Bahn-Tarifstreit : 30 Stunden Stillstand

Die Lokführer-Gewerkschaft dehnt die Streiks aus und will am Donnerstag und Freitag den Bahnverkehr lahmlegen. Die Bahn zeigt sich gleichzeitig kompromissbereit und feuert zwei Lokführer.

Bernd Hops,Maren Peters
Bahn
Lethargie am Bahnsteig: Auch am Donnerstag sollen keine Regionalzüge fahren. -Foto: ddp

Berlin - Die Lokführergewerkschaft GDL verschärft den Tarifstreit bei der Deutschen Bahn. Ab Donnerstagmorgen wird erstmals für 30 Stunden am Stück der Regionalverkehr samt S-Bahnen lahmgelegt, wie die Gewerkschaft am Montag mitteilte. Die Bahn kündigte einen Ersatzfahrplan an. Fahrgäste können sich wieder über die kostenlose Telefonnummer 08000-996633 oder im Internet (www.bahn.de/aktuell) informieren.

GDL-Vize Claus Weselsky wies die bisherigen Angebote des Konzerns zurück. „Der Arbeitgeber will uns mit dem angebotenen Tarifvertrag nicht nur in die Friedenspflicht zwingen, sondern die GDL tarifpolitisch kastrieren“, sagte Weselsky. GDL-Chef Manfred Schell, der sich zurzeit zur Kur am Bodensee aufhält, forderte die Bundesregierung erneut auf zu vermitteln. Außerdem stellte er in Aussicht, dass Pendler und Schüler in den Stoßzeiten durch die Streiks möglichst nicht betroffen sein sollten.

Die Bahn zeigte sich gleichzeitig kompromisslos und feuerte zwei Lokführer, die bei den bisherigen Streiks Sicherheitsbestimmungen verletzt haben sollen. So soll ein – allerdings unbesetzter – ICE am ersten Streiktag im Juli zur Blockade einer Strecke eingesetzt worden sein. Außerdem sind nach Angaben der Bahn „im niedrigen zweistelligen Bereich“ Lokführer abgemahnt worden, weil sie den Notdienst verweigert hatten. Laut GDL sind es allerdings etwa 200 Beschäftigte. Vor den Streiks hatte der Konzern angekündigt, keine Nachsicht bei Verstößen gegen die Vorschriften zu üben und das Arbeitsrecht konsequent anzuwenden.

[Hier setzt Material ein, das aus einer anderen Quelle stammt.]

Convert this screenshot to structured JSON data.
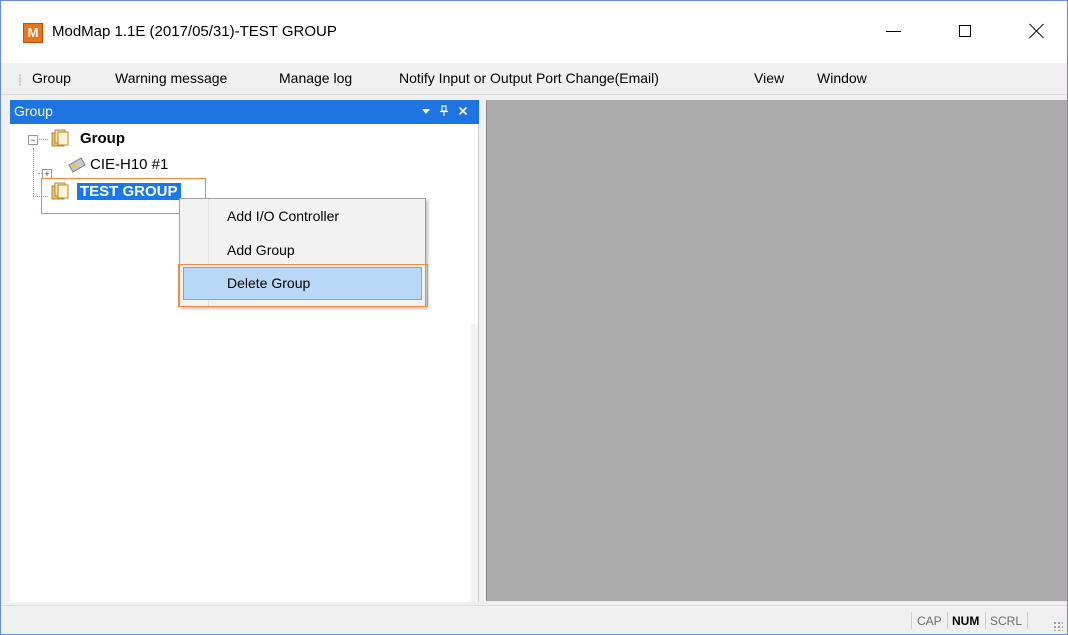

Bei Transnet, der – wesentlich größeren – Konkurrenzgewerkschaft der GDL, zeigte man sich verwirrt über die Ankündigungspolitik. „Mittlerweile würde ich keine Prognose mehr wagen, ob gestreikt wird oder nicht“, sagte Transnet-Sprecher Oliver Kaufhold. Die Aussagen der GDL-Funktionäre widersprächen sich zum Teil. Bis zur Entscheidung des Landesarbeitsgerichts Chemnitz über Streiks im Fern- und Güterverkehr, die erst für den 2. November erwartet wird, mache ein großer Streik keinen Sinn. „Ein Streik tut der Bahn erst richtig weh, wenn auch der Güterverkehr bestreikt wird“, sagte der Transnet-Sprecher.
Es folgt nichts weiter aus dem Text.